Here are some talking points to support these ideas:

"Democrats and Americans have had a lot of patience with this administration's ability to conduct the Iraq war. Unfortunately, we have no choice but to express our loss of confidence in their ability to lead our troops to victory. So, for as long as this administration remains in office, we have no choice but to push for withdraw and redeployment. Due to the failed policies of this administration and the failed Republican congress of the past four years, we are unfortunately left with no better options for our brave men and women."

"Most Democrats and Americans would prefer that their government conduct itself in a bi-partisan, pro-American manner. And to show this commitment, Democrats have quickly established bi-partisan partnership in our campaign against this President's Iraq strategy. Let's be clear, though: The Democratic-led congress will not be bullied or threatened by an administration that has lost support both here and abroad. Not since Nixon has an administration's credibility been so tarnished by getting so many things so wrong, and all the while abusing the trust and power we, the people, entrust with this great office."

Sunday, January 07, 2007

Democrats in Power, But Powerful?


Finally, you have some political power. And almost instantly, you have a problem. And it's a big one.

Before we figure out how to solve your big problem, there's good news -- OKR is back to help for the majority of 2007-2008. A quick note for those who think that "Karl Rove" is no longer politically relevant: Recall that Our Karl Rove helped the Dems win the mid-term elections, as compared to Their Karl Rove, who helped the 'Pubs lose the mid-term election.

And OKR has a plan to get you out of the little political pickle that is the Iraq War and your new responsibilities to deal with it.

First, the pickle explained: Americans voted you into power primarily due to their unhappiness with this administration's -- and prior congress's -- failure to effectively prosecute this war. These voters want this war to come to an end -- who can blame them? On the other hand, the reality is that we just can't pick up and leave a country we invaded in order to stabilize. Simply leaving abruptly (within 6-10 months) is likely to have adverse affects that would even further damage our global reputation with our allies and enemies.

In essence, the public wants instant gratification, and the country can hardly afford to screw up the entrance and the exit. Democrats were elected to resolve this discrepancy.

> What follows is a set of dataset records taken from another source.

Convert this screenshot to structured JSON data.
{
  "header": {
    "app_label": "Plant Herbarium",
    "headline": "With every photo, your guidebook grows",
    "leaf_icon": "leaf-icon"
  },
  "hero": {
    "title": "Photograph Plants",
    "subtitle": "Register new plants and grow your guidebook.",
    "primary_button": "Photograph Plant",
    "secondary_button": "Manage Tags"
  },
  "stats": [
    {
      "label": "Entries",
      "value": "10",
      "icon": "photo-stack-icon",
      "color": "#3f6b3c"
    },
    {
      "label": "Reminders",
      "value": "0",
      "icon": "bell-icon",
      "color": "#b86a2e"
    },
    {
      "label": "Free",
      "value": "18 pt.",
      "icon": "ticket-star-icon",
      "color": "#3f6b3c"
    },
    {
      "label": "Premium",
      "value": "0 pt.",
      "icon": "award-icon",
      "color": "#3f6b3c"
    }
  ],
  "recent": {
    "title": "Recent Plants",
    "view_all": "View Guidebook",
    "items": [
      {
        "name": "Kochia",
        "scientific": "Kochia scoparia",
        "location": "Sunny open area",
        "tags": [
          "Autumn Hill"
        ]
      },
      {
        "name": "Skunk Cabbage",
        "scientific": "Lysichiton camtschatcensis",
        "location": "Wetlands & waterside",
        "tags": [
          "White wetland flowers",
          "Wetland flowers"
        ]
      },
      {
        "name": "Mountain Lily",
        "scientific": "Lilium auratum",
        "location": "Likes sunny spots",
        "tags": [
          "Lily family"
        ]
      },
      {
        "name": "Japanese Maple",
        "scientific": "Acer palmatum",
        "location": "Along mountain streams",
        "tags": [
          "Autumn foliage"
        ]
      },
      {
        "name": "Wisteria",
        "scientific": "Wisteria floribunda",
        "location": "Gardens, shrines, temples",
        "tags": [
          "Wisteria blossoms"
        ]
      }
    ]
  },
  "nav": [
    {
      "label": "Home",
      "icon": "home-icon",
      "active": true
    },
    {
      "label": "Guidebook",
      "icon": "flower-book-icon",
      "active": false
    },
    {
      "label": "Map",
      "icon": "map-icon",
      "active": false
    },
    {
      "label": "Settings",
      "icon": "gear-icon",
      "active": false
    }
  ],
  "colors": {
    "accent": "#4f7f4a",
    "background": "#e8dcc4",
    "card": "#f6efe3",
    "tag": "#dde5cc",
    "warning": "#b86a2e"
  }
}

The Responsible Democratic Political & Messaging Strategy

  • Do not talk about what power you don't have ("It's up to Bush, he's the Commander-in-Chief); talk about the power you do have ("Democrats now how power to cut off this President if he doesn't make decisions good for America")
  • Don't make predictions about the war. You weren't elected to know everything; you were elected to solve problems better than Republicans could. Focus your message on how you're going to responsibly put this war to rest.
  • Resist talking about committees and hearings; talk instead about using your majority status to finally influence this administration's failed policies.
  • Promise Americans that you will set parameters for all war funding moving forward. This is what your new power affords you, and shows America that you're not hesitant to use the power you have.
As proposed here over and over, you should summarize your Iraq strategy under the Support & Rebuild banner. Support & Rebuild is a much different strategy than Bush's Attack and Train strategy, and would signal a new perspective on the situation. Support & Rebuild means working with the region to support stabilization, and Rebuild means focusing on critical infrastructure, alliances, relationships, and trust. Support & Rebuild has the opportunity, eventually, to not be thought of as a "war" strategy but as a "foreign aid" strategy.

If Democrats can change the face of this from war to foreign aid (before the Republicans do it), then Democrats will get the credit for ending the war quickly, yet not be forced to prematurely exit and risk further middle-east destabilization.